W
hat part of the foot touches the ground first? Which part is the one that leaves the ground last? Do we evenly use the inside and outside of the foot?  Is it important to know the answers to these questions?

 

Let’s start from the last question. Yes, it is very important to be aware of the walk cycle because it tells us a lot about possible problems or compensations going on in your feet and your body.

The human foot evolved to act as a platform to support the entire weight of the body, rather than acting as a grasping structure, as it did in early hominids.

When we walk, we can clearly see how the foot and its arches are able to adapt. The parts of the foot adapt to changes in the load of the weight, react to the ground underneath and play the role of elastic shock absorber.
 

f07-01-9780443103780gait-analysis-explanation

 

 

 

 

 

 

 

 

 

 

 

(Image from http://medical-dictionary.thefreedictionary.com/gait+cycle and http://www.footsolutions.ie/blog/gait-analysis/)

 

The walk can be broken down into 3 main phases:

1- Footprint Phase: The body shifts its weight from posterior, to vertical, and to anterior, compared to the foot on the floor. This is the phase of single-leg support. Here the weight of the body is bearing on the vault of the foot, making it flatter. The muscles at the bottom of the foot react to this force and contract. This is the phase where we eccentrically load and store the energy.
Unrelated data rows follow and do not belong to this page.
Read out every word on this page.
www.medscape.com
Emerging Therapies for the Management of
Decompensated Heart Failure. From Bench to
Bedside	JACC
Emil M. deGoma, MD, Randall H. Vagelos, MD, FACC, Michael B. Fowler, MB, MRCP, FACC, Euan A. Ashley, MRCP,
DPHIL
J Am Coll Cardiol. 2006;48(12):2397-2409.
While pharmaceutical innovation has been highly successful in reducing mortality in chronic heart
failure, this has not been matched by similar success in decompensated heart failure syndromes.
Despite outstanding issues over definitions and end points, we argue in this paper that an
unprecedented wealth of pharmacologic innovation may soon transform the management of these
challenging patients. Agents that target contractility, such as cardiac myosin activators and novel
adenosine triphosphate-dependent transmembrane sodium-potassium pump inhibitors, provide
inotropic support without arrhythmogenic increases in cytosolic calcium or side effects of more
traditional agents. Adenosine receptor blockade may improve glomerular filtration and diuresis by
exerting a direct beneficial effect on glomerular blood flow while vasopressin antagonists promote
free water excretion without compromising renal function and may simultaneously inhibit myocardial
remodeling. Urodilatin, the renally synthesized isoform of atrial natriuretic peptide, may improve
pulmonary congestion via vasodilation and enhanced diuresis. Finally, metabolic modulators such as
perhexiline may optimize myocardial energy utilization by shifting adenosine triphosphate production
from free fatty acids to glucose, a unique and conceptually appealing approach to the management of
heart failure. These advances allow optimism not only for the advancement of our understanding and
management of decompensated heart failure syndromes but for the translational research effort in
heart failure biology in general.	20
– Tip: To improve this phase, a major component of the training is working on eccentric load and exercising on a single leg.

 

2 – Strike or Deceleration Phase: The ankle is slightly flexed (dorsiflexion), and the lateral portion of the heel strikes the ground. Soon after, the rest of the foot makes contact with the ground. In this first phase, we bring the energy in. From this first contact, a series of muscle actions start in the body. Like a spiral, from the intrinsic muscles in the foot, all the way up to the gluteal complex, the muscles bring in the energy. An inefficient strike pattern has major consequences when it comes to storing and then releasing the energy.
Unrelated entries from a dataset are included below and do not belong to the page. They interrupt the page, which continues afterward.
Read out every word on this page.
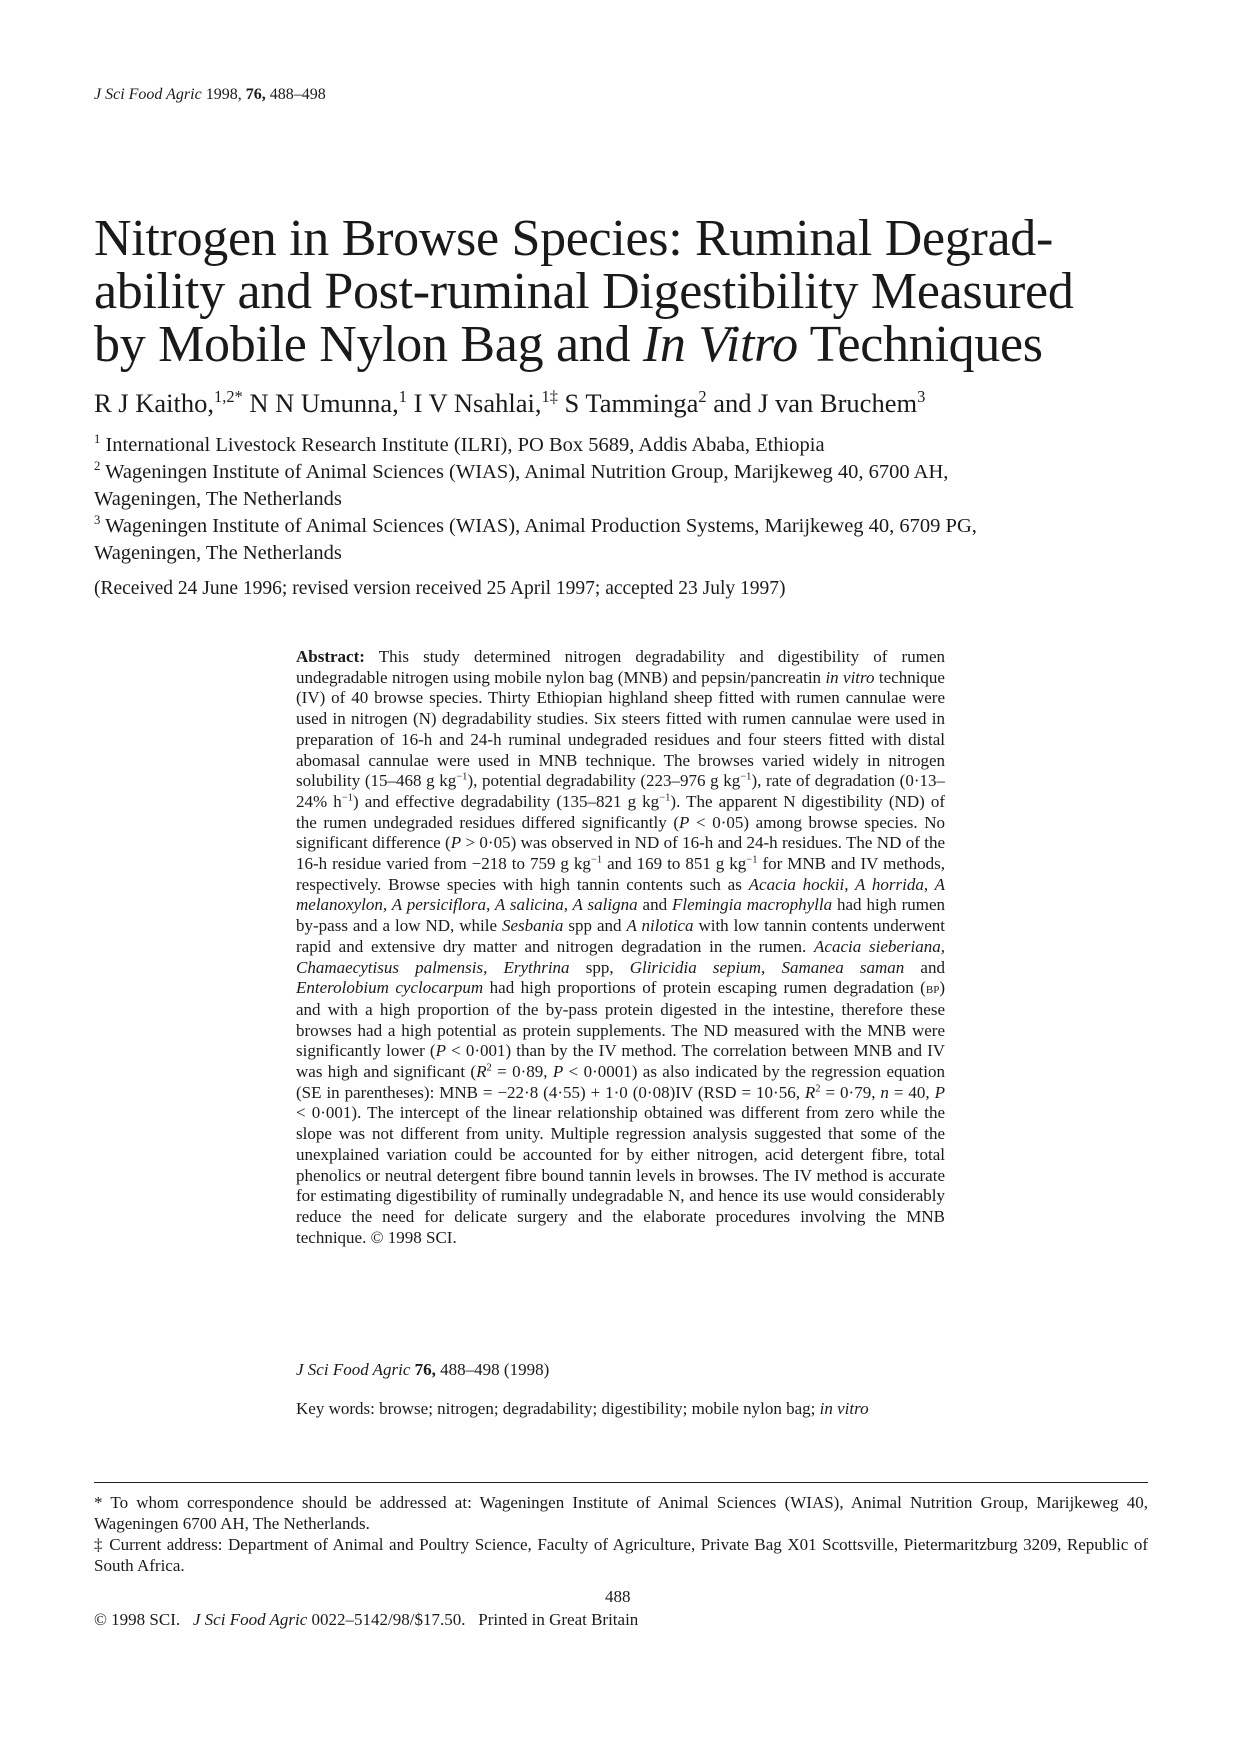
J Sci Food Agric 1998, 76, 488–498
Nitrogen in Browse Species: Ruminal Degrad-
ability and Post-ruminal Digestibility Measured
by Mobile Nylon Bag and In Vitro Techniques
R J Kaitho,$^{1,2*}$ N N Umunna,$^1$ I V Nsahlai,$^{1\ddagger}$ S Tamminga$^2$ and J van Bruchem$^3$
$^1$ International Livestock Research Institute (ILRI), PO Box 5689, Addis Ababa, Ethiopia
$^2$ Wageningen Institute of Animal Sciences (WIAS), Animal Nutrition Group, Marijkeweg 40, 6700 AH,
Wageningen, The Netherlands
$^3$ Wageningen Institute of Animal Sciences (WIAS), Animal Production Systems, Marijkeweg 40, 6709 PG,
Wageningen, The Netherlands
(Received 24 June 1996; revised version received 25 April 1997; accepted 23 July 1997)

Abstract: This study determined nitrogen degradability and digestibility of rumen undegradable nitrogen using mobile nylon bag (MNB) and pepsin/pancreatin in vitro technique (IV) of 40 browse species. Thirty Ethiopian highland sheep fitted with rumen cannulae were used in nitrogen (N) degradability studies. Six steers fitted with rumen cannulae were used in preparation of 16-h and 24-h ruminal undegraded residues and four steers fitted with distal abomasal cannulae were used in MNB technique. The browses varied widely in nitrogen solubility (15–468 g $kg^{-1}$), potential degradability (223–976 g $kg^{-1}$), rate of degradation (0·13–24% $h^{-1}$) and effective degradability (135–821 g $kg^{-1}$). The apparent N digestibility (ND) of the rumen undegraded residues differed significantly (P < 0·05) among browse species. No significant difference (P > 0·05) was observed in ND of 16-h and 24-h residues. The ND of the 16-h residue varied from −218 to 759 g $kg^{-1}$ and 169 to 851 g $kg^{-1}$ for MNB and IV methods, respectively. Browse species with high tannin contents such as Acacia hockii, A horrida, A melanoxylon, A persiciflora, A salicina, A saligna and Flemingia macrophylla had high rumen by-pass and a low ND, while Sesbania spp and A nilotica with low tannin contents underwent rapid and extensive dry matter and nitrogen degradation in the rumen. Acacia sieberiana, Chamaecytisus palmensis, Erythrina spp, Gliricidia sepium, Samanea saman and Enterolobium cyclocarpum had high proportions of protein escaping rumen degradation (bp) and with a high proportion of the by-pass protein digested in the intestine, therefore these browses had a high potential as protein supplements. The ND measured with the MNB were significantly lower (P < 0·001) than by the IV method. The correlation between MNB and IV was high and significant ($R^2 = 0\cdot 89$, P < 0·0001) as also indicated by the regression equation (SE in parentheses): MNB = −22·8 (4·55) + 1·0 (0·08)IV (RSD = 10·56, $R^2 = 0\cdot 79$, n = 40, P < 0·001). The intercept of the linear relationship obtained was different from zero while the slope was not different from unity. Multiple regression analysis suggested that some of the unexplained variation could be accounted for by either nitrogen, acid detergent fibre, total phenolics or neutral detergent fibre bound tannin levels in browses. The IV method is accurate for estimating digestibility of ruminally undegradable N, and hence its use would considerably reduce the need for delicate surgery and the elaborate procedures involving the MNB technique. © 1998 SCI.

J Sci Food Agric 76, 488–498 (1998)
Key words: browse; nitrogen; degradability; digestibility; mobile nylon bag; in vitro
* To whom correspondence should be addressed at: Wageningen Institute of Animal Sciences (WIAS), Animal Nutrition Group, Marijkeweg 40, Wageningen 6700 AH, The Netherlands.
‡ Current address: Department of Animal and Poultry Science, Faculty of Agriculture, Private Bag X01 Scottsville, Pietermaritzburg 3209, Republic of South Africa.
488
© 1998 SCI. J Sci Food Agric 0022–5142/98/$17.50. Printed in Great Britain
– Tip: Walking backwards on the treadmill actually improves the deceleration phase of the walk.

 

3- The Push-off Phase: The weight and the leg of support are now anterior compared to the foot, the muscles in the posterior leg are now contracting and moving the ankle in extension (plantar flexion), and the forefoot is spreading on the ground. The propulsive force started by the calf muscles continues, thanks to the contraction of the toe extensors. The big toe takes care of the very last phase of propulsion as the walk will replicate its cycle on the opposite leg. In this acceleration phase, you release the energy.

– Tip: Make sure the big toe joint has full range of motion.

 

If we analyze what happens at the bottom of the foot in the walk action on bare feet, we can see that we transfer the weight from the heel, along the outside of the foot, across the ball of the foot, and finally through the big toe.

 

At least, this is what happens in a perfect scenario, but as we know, most of us “adapt” our walk according to the type of foot we have, according to possible pathologies and according to what is going on with the rest of the body. What you can do, now that you know how the walk is supposed to be, is to make sure your stride is not too far off from what we’ve just analyzed.